The plaintiff has not demonstrated that its contract comes within the “narrowly drawn reach” of § 4-61. See Berger, Lehman Associates, Inc. v. State, supra. Thus, the trial court was correct in concluding that § 4-61 did not waive the state’s immunity from suit under this contract. The plaintiff’s suit against the state was therefore properly dismissed.
There is no error.
In this opinion the other judges concurred.
On appeal, the plaintiff raised four additional claims of error: (1) that sovereign immunity was not a defense available to the state because the city of Middletown was obligated to reimburse the state for any judgment against it; (2) that General Statutes § 4-61, as applied by the trial court, denied the plaintiff its right to equal protection and substantive due process; (3) that the state should be equitably estopped from raising the defense of sovereign immunity; and (4) that the legislature impliedly consented to suit under this contract. The plaintiff, through counsel, conceded at oral argument that these issues were not raised below. We have said many times that only in the most exceptional circumstances can and will this court consider a claim, constitutional or otherwise, that has not been raised and decided in the trial court. See, e.g., State v. Tyler-Barcomb, 197 Conn. 666, 672, 500 A.2d 1324 (1985). Because the plaintiff has not raised any exceptional circumstances to warrant review of these claims, we will not address their merits.
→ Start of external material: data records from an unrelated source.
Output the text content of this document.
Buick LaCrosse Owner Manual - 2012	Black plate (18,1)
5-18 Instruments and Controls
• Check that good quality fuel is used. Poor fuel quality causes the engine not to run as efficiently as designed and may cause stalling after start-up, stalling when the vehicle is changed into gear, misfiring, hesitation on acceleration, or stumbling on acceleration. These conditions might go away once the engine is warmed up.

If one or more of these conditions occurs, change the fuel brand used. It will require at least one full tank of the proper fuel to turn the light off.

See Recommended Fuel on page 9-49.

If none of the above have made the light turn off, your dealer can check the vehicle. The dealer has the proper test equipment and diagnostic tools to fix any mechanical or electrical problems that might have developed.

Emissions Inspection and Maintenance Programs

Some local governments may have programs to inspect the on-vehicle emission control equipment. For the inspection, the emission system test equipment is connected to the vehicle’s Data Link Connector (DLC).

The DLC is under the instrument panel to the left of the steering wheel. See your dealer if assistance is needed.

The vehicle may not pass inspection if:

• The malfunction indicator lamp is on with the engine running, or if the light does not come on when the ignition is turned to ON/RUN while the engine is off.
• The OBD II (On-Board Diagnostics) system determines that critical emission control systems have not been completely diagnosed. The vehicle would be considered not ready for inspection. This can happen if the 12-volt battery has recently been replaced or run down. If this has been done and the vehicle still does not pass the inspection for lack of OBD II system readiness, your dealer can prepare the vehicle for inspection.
The plaintiff makes no argument that the bridge and streets here were state owned. The plaintiff stated in its brief that the work under the contract was “to be done on two streets and a bridge located in and maintained by the City of Middletown.” From this statement we infer that the plaintiff concedes that the project here involved a “city” bridge and “city” streets, and not “state” facilities. Ordinarily, a road, bridge or other facility is considered a “state” road, bridge or facility only if the state owns or maintains it. See General Statutes §§ 13a-16, 13a-20 (g).